UK will charge Non-EU Patients,Including Indians


London:  The UK government is preparing to introduce charges for non-EU nationals, including from countries like India, accessing doctor’s services in the country.

It had been announced earlier this year that the government planned to charge for Accidents and Emergency (A&E) and ambulance care, but this has now been extended to some general practitioner (GP) services too.

“We want to make sure that everyone makes a fair contribution to services, by extending charging to make sure visitors pay for the care they receive,” UK Health Secretary Jeremy Hunt said.

“This government was the first to introduce tough measures to clamp down on migrants accessing the NHS and these changes will recover up to 500 million pounds per year to put back into frontline patient care,” he said.

Under the proposals, refugees and asylum seekers would be exempt from charges, and no-one would be denied emergency care at the point of need, the government said.

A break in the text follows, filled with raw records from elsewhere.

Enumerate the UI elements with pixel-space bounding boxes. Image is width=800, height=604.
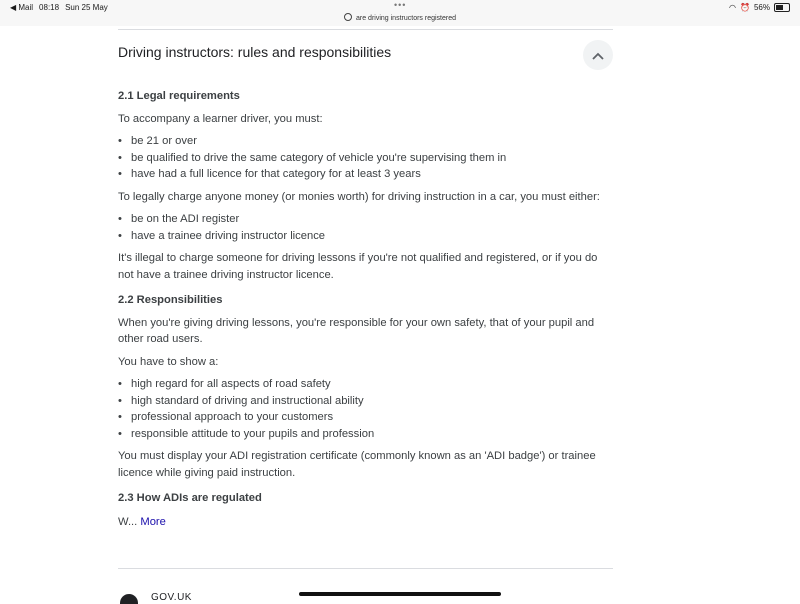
accordion-title[interactable]: Driving instructors: rules and responsibilities (118, 44, 392, 60)
paragraph: To legally charge anyone money (or monies worth) for driving instruction in a car, you must either: (118, 190, 600, 203)
accordion-content (118, 88, 613, 530)
multitasking-dots-icon[interactable]: ••• (394, 0, 407, 10)
divider (118, 29, 613, 30)
list-item: • high regard for all aspects of road safety (131, 376, 613, 393)
chevron-up-icon (592, 47, 604, 63)
status-date: Sun 25 May (65, 3, 108, 12)
charge-list (118, 211, 613, 244)
home-indicator[interactable] (299, 592, 501, 596)
status-bar (0, 0, 800, 26)
responsibilities-list (118, 376, 613, 442)
paragraph: You must display your ADI registration certificate (commonly known as an 'ADI badge') or trainee licence while giving paid instruction. (118, 450, 596, 479)
requirements-list (118, 133, 613, 183)
list-item: • responsible attitude to your pupils and profession (131, 426, 613, 443)
battery-icon (774, 3, 790, 12)
back-to-mail-link[interactable]: ◀ Mail (10, 3, 34, 12)
snippet-text: W... (118, 515, 138, 528)
snippet-line (118, 514, 613, 531)
list-item: • have had a full licence for that category for at least 3 years (131, 166, 613, 183)
list-item: • professional approach to your customers (131, 409, 613, 426)
divider (118, 568, 613, 569)
status-time: 08:18 (39, 3, 60, 12)
collapse-button[interactable] (583, 40, 613, 70)
section-heading-2-2: 2.2 Responsibilities (118, 294, 223, 306)
paragraph: When you're giving driving lessons, you're responsible for your own safety, that of your pupil and other road users. (118, 316, 595, 345)
paragraph: It's illegal to charge someone for driving lessons if you're not qualified and registered, or if you do not have a trainee driving instructor licence. (118, 252, 598, 281)
alarm-icon: ⏰ (740, 3, 750, 12)
list-item: • high standard of driving and instructional ability (131, 393, 613, 410)
more-link[interactable]: More (140, 515, 166, 528)
address-bar[interactable] (0, 12, 800, 22)
list-item: • be on the ADI register (131, 211, 613, 228)
address-bar-text: are driving instructors registered (356, 15, 456, 22)
list-item: • be 21 or over (131, 133, 613, 150)
list-item: • have a trainee driving instructor licence (131, 228, 613, 245)
battery-percent: 56% (753, 3, 770, 12)
list-item: • be qualified to drive the same category of vehicle you're supervising them in (131, 150, 613, 167)
section-heading-2-3: 2.3 How ADIs are regulated (118, 492, 262, 504)
paragraph: You have to show a: (118, 355, 219, 368)
wifi-icon: ◠ (729, 3, 737, 12)
paragraph: To accompany a learner driver, you must: (118, 112, 323, 125)
section-heading-2-1: 2.1 Legal requirements (118, 90, 240, 102)
source-logo-icon (120, 594, 138, 604)
source-name[interactable]: GOV.UK (151, 592, 192, 603)
search-icon (344, 13, 352, 21)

From April this year, non-European Union citizens settling in the UK for longer than six months are required to pay a “health surcharge” as part of their visa application -which, according to the UK Department of Health, has already produced 100 million pounds in savings.

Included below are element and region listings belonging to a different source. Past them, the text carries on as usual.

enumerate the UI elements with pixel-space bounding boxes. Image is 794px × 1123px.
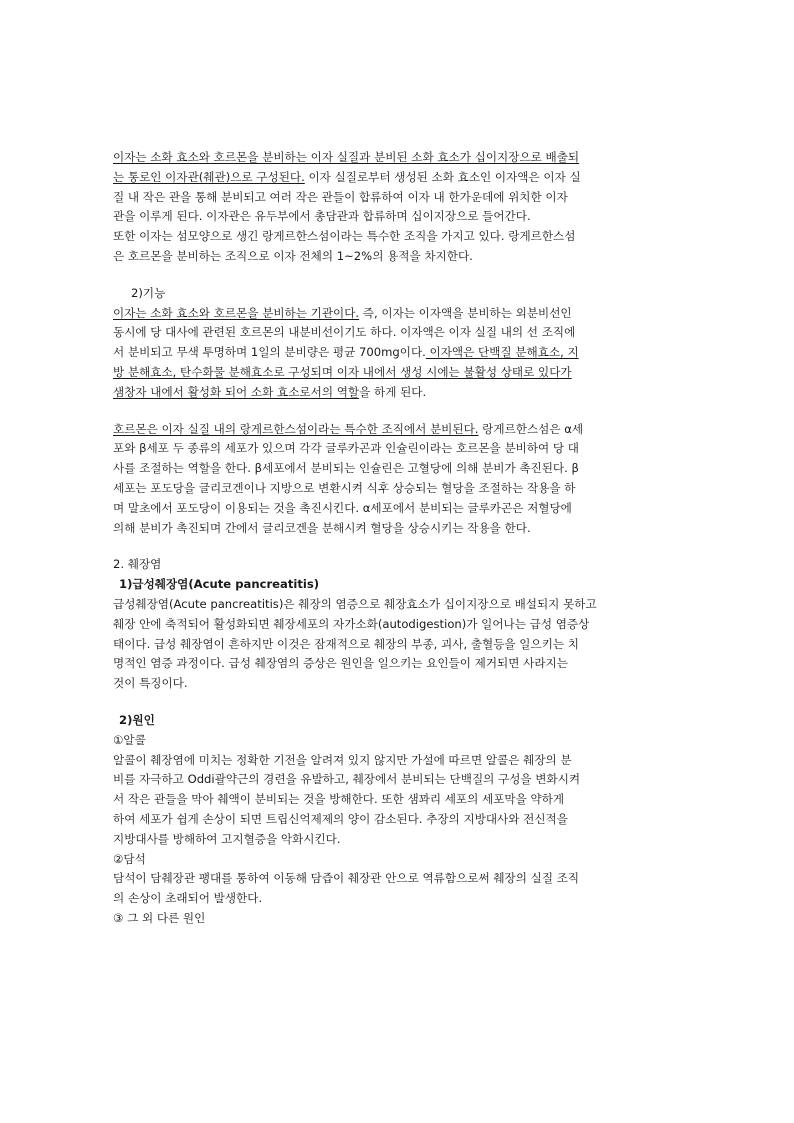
text-line-underlined: 이자는 소화 효소와 호르몬을 분비하는 기관이다.: [113, 305, 360, 320]
text-line-underlined: 방 분해효소, 탄수화물 분해효소로 구성되며 이자 내에서 생성 시에는 불활성 상태로 있다가: [113, 364, 572, 379]
document-page: [113, 148, 683, 929]
text-line-underlined: 호르몬은 이자 실질 내의 랑게르한스섬이라는 특수한 조직에서 분비된다.: [113, 421, 479, 436]
text-line: 을 하게 된다.: [359, 384, 427, 399]
text-line: 지방대사를 방해하여 고지혈증을 악화시킨다.: [113, 831, 341, 846]
text-line: 의해 분비가 촉진되며 간에서 글리코겐을 분해시켜 혈당을 상승시키는 작용을 한다.: [113, 520, 531, 535]
text-line: 것이 특징이다.: [113, 676, 188, 691]
text-line: 태이다. 급성 췌장염이 흔하지만 이것은 잠재적으로 췌장의 부종, 괴사, 출혈등을 일으키는 치: [113, 636, 579, 651]
text-line: 또한 이자는 섬모양으로 생긴 랑게르한스섬이라는 특수한 조직을 가지고 있다. 랑게르한스섬: [113, 229, 576, 244]
text-line: 랑게르한스섬은 α세: [478, 421, 584, 436]
text-line: 세포는 포도당을 글리코겐이나 지방으로 변환시켜 식후 상승되는 혈당을 조절하는 작용을 하: [113, 480, 576, 495]
cause-section: [113, 711, 683, 929]
text-line: 은 호르몬을 분비하는 조직으로 이자 전체의 1~2%의 용적을 차지한다.: [113, 248, 473, 263]
text-line: 이자 실질로부터 생성된 소화 효소인 이자액은 이자 실: [304, 169, 581, 184]
text-line: 명적인 염증 과정이다. 급성 췌장염의 증상은 원인을 일으키는 요인들이 제거되면 사라지는: [113, 656, 568, 671]
structure-paragraph: [113, 148, 683, 267]
text-line: 비를 자극하고 Oddi괄약근의 경련을 유발하고, 췌장에서 분비되는 단백질의 구성을 변화시켜: [113, 772, 581, 787]
hormone-paragraph: [113, 420, 683, 539]
text-line: 하여 세포가 쉽게 손상이 되면 트립신억제제의 양이 감소된다. 추장의 지방대사와 전신적을: [113, 811, 568, 826]
section-heading: 2. 췌장염: [113, 557, 162, 572]
text-line: 질 내 작은 관을 통해 분비되고 여러 작은 관들이 합류하여 이자 내 한가운데에 위치한 이자: [113, 189, 568, 204]
text-line-underlined: 샘창자 내에서 활성화 되어 소화 효소로서의 역할: [113, 384, 360, 399]
text-line-underlined: 는 통로인 이자관(췌관)으로 구성된다.: [113, 169, 305, 184]
sub-heading: 1)급성췌장염(Acute pancreatitis): [119, 577, 320, 592]
text-line: 즉, 이자는 이자액을 분비하는 외분비선인: [359, 305, 572, 320]
text-line: 이자는 소화 효소와 호르몬을 분비하는 이자 실질과 분비된 소화 효소가 십이지장으로 배출되: [113, 150, 580, 164]
text-line: 서 분비되고 무색 투명하며 1일의 분비량은 평균 700mg이다.: [113, 345, 426, 360]
pancreatitis-section: [113, 555, 683, 694]
text-line: 서 작은 관들을 막아 췌액이 분비되는 것을 방해한다. 또한 샘꽈리 세포의 세포막을 약하게: [113, 792, 565, 807]
text-line: 며 말초에서 포도당이 이용되는 것을 촉진시킨다. α세포에서 분비되는 글루카곤은 저혈당에: [113, 500, 572, 515]
text-line-underlined: 이자액은 단백질 분해효소, 지: [425, 345, 579, 360]
text-line: 알콜이 췌장염에 미치는 정확한 기전을 알려져 있지 않지만 가설에 따르면 알콜은 췌장의 분: [113, 752, 572, 767]
text-line: 담석이 담췌장관 팽대를 통하여 이동해 담즙이 췌장관 안으로 역류함으로써 췌장의 실질 조직: [113, 871, 580, 886]
text-line: 관을 이루게 된다. 이자관은 유두부에서 총담관과 합류하며 십이지장으로 들어간다.: [113, 209, 531, 224]
function-heading: 2)기능: [131, 285, 166, 300]
function-section: [113, 284, 683, 403]
text-line: 사를 조절하는 역할을 한다. β세포에서 분비되는 인슐린은 고혈당에 의해 분비가 촉진된다. β: [113, 461, 579, 476]
text-line: 포와 β세포 두 종류의 세포가 있으며 각각 글루카곤과 인슐린이라는 호르몬을 분비하여 당 대: [113, 441, 580, 456]
other-cause-title: ③ 그 외 다른 원인: [113, 910, 206, 925]
text-line: 동시에 당 대사에 관련된 호르몬의 내분비선이기도 하다. 이자액은 이자 실질 내의 선 조직에: [113, 325, 576, 340]
text-line: 의 손상이 초래되어 발생한다.: [113, 891, 263, 906]
text-line: 췌장 안에 축적되어 활성화되면 췌장세포의 자가소화(autodigestion)가 일어나는 급성 염증상: [113, 616, 590, 631]
alcohol-title: ①알콜: [113, 732, 146, 747]
text-line: 급성췌장염(Acute pancreatitis)은 췌장의 염증으로 췌장효소가 십이지장으로 배설되지 못하고: [113, 596, 597, 611]
cause-heading: 2)원인: [119, 712, 155, 727]
gallstone-title: ②담석: [113, 851, 146, 866]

The new proposed changes, expected to be enforced at the end of the consultation period in March 2016, would also see such patients charged for GP services such as blood tests, lung function tests, prescriptions, dental treatment and physiotherapy.

They would also have to pay for care received by paramedics, ambulance transport costs, and A&E services such as X-rays, setting broken bones, treating wounds, draining fluids and, when needed, intensive care.

The British Medical Association (BMA) has previously said doctors are meant to treat patients and “not to act as border guards”.

“A doctor’s duty is to treat the patient in front of them, not to act as border guards. Any plans to charge migrants and short-term visitors need to be practical, economic and efficient,” a BMA spokesperson said.

Visitors from EU countries must present a European Health Insurance Card (EHIC) when using the NHS, so that the cost of their healthcare can be recouped from their government.